Cuando llegaron al establecimiento les sirvieron un par de vasos de un fuerte licor que ambas terminaron de un trago antes de que Asami tomara de la mano a Korra para llevarla a la pista de baile en la que danzaban decenas de personas de todas las naciones. La morena le dio a la chica de ojos azules unas nociones básicas de aquella danza antes de que empezara a bailar con ella. Korra tardó en empezar a moverse, tal vez por adaptarse al ritmo de la música frenética; y cuando lo hizo siguió el ritmo de una Asami que se movía contra ella.

En un primer momento no había tenido intención de provocar a Korra, pero fueron acercándose a causa del baile y Asami sintió junto a ella el cuerpo de Korra mientras ella se movía, el alcohol que había ingerido hizo el resto causando que sus movimientos se hicieran más marcados y sugerentes. Era consciente de que varios ojos les observaban con curiosidad pero en aquel momento poco le importaba la gente que había a su alrededor.
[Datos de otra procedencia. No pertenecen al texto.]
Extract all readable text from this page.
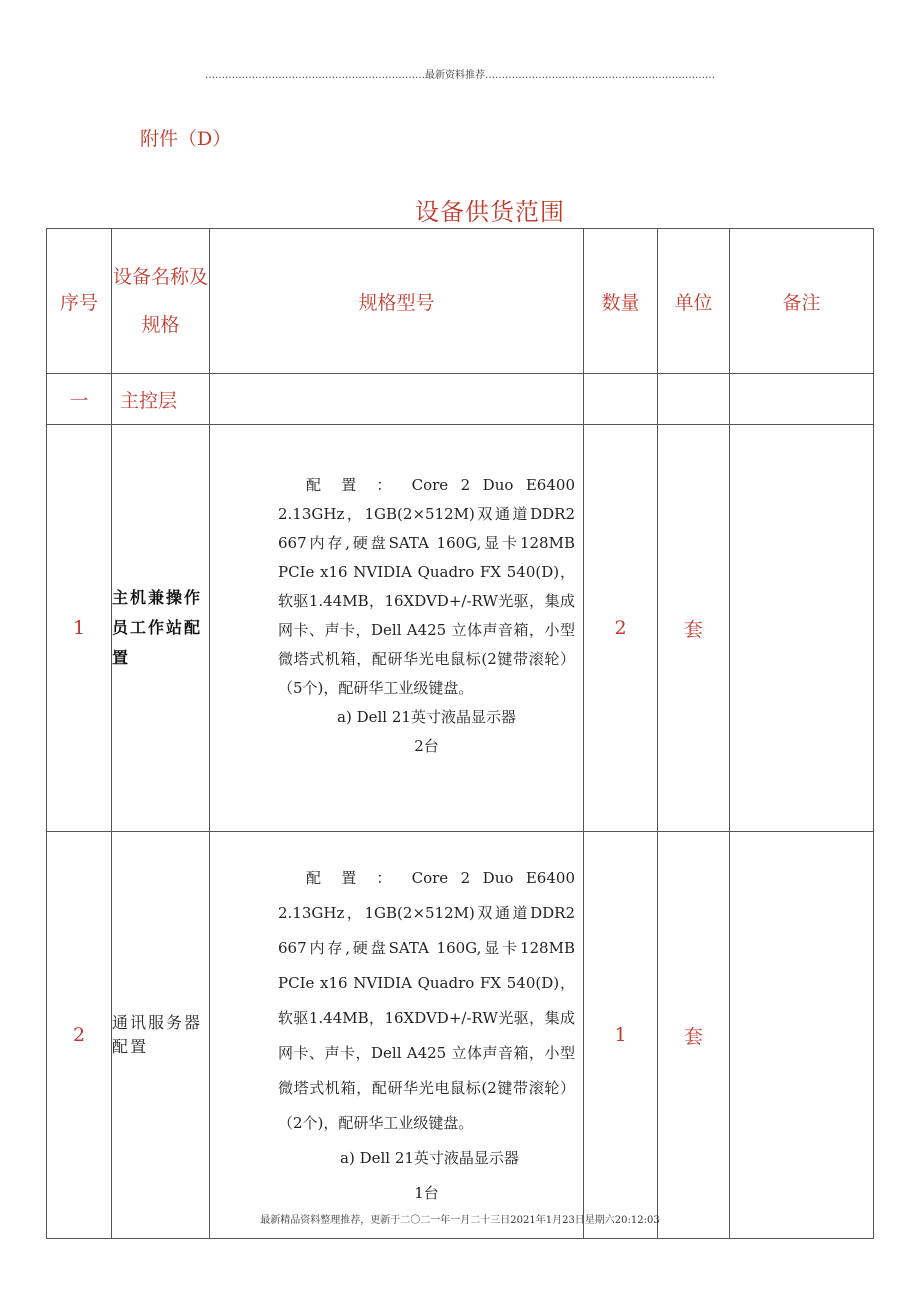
…………………………………………………………最新资料推荐……………………………………………………………
附件（D）
设备供货范围
序号	设备名称及规格	规格型号	数量	单位	备注
一	主控层				
1	主机兼操作员工作站配置	配 置 ： Core 2 Duo E6400 2.13GHz，1GB(2×512M)双通道DDR2 667内存,硬盘SATA 160G,显卡128MB PCIe x16 NVIDIA Quadro FX 540(D)，软驱1.44MB，16XDVD+/-RW光驱，集成网卡、声卡，Dell A425 立体声音箱，小型微塔式机箱，配研华光电鼠标(2键带滚轮）（5个)，配研华工业级键盘。
a) Dell 21英寸液晶显示器
2台	2	套	
2	通讯服务器配置	配 置 ： Core 2 Duo E6400 2.13GHz，1GB(2×512M)双通道DDR2 667内存,硬盘SATA 160G,显卡128MB PCIe x16 NVIDIA Quadro FX 540(D)，软驱1.44MB，16XDVD+/-RW光驱，集成网卡、声卡，Dell A425 立体声音箱，小型微塔式机箱，配研华光电鼠标(2键带滚轮）（2个)，配研华工业级键盘。
a) Dell 21英寸液晶显示器
1台	1	套	
最新精品资料整理推荐，更新于二〇二一年一月二十三日2021年1月23日星期六20:12:03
La canción continuaba mientras Asami seguía inmersa en su propia danza, buscando de vez en cuando el cuerpo de Korra y cuando la música cesó miró fijamente aquel par de ojos azules pensando que estaban peligrosamente cerca… y que aquello no le importaba en absoluto. Sin embargo el ansiado contacto no se llegó a dar ya que una pareja que parecía haber bebido más que ella chocó contra Korra, arruinando aquel momento. Mientras el chico se disculpaba, Asami maldijo entre dientes y durante unos segundos se sintió avergonzada de aquel arrebato desinhibido fruto del alcohol, por lo que puso un paso de por medio entre Korra y ella.

La chica de ojos azules se volvió hacia ella mientras Asami recuperaba la compostura, estaba segura que Korra había bebido más que ella y sin embargo permanecía impasible.

-¿Y bien? ¿Qué te parece esto del baile?-le preguntó.

Korra se encogió de hombros.

-Es curioso, aunque no se me da tan bien como a ti.

Asami se rio mientras empezaba una nueva canción.

-Eso es porque no has practicado lo suficiente.

Una sonrisa bailó en los labios de Korra mientras comenzaban a bailar de nuevo, aunque esta vez a una distancia más prudencial para Asami.

Bailaron hasta bien entrada la noche y sólo pararon cuando los pies de Asami protestaron por el alto tacón con el que estaba bailando. Ambas salieron del establecimiento al fresco aire nocturno que Korra inspiró hondamente mientras paseaban hasta la calle donde Asami había aparcado.

-El aire comenzaba a estar cargado allí dentro, ¿no crees?-le comentó.

-Un poco, aunque hace un poco de frío esta noche.-respondió mientras un escalofrío le recorría.

Unos segundos después de hablar notó un peso en los hombros y como se deslizaba una prenda sobre su piel, se giró para ver a Korra caminando a su lado con las manos en los bolsillos llevando únicamente la camisa en la parte superior y sonrió mientras notaba el calor que emanaba de la chaqueta que la chica le había puesto. ``La caballerosidad no ha muerto, al fin y al cabo´´ pensó para sí misma.

Asami acercó a Korra hasta una de las calles cercanas al apartamento que poseía la chica, salieron del coche para despedirse y Asami se quitó la chaqueta tendiéndosela a Korra.

-Creo que esto es tuyo.-le dijo.

-Quédatela por esta noche, sigue haciendo frío y además así te aseguras una excusa para volver a verme.-le respondió Korra.

La morena le sonrió mientras se ponía de nuevo la prenda.

-Bueno, supongo que ahora sí que ha acabado la noche.

-Creo que sí.

Korra dio un paso al frente y la morena no pudo evitar sonrojarse intentando anticiparse a las intenciones de la otra chica. De nuevo no obtuvo el desenlace esperado ya que Korra tomó una de sus manos, besándola como había hecho al inicio de la noche.

-Buenas noches, señorita Sato. Espero recibir noticias tuyas pronto.-se despidió Korra.

La chica de ojos azules le dedicó una media sonrisa que Asami encontró francamente encantadora antes de darse la vuelta y perderse entre unas callejuelas demasiado pequeñas como para meter el coche.

-Buenas noches, Korra…-musitó Asami para ella misma con una sonrisa pintada en la cara, volviendo a meterse en su Satomobile.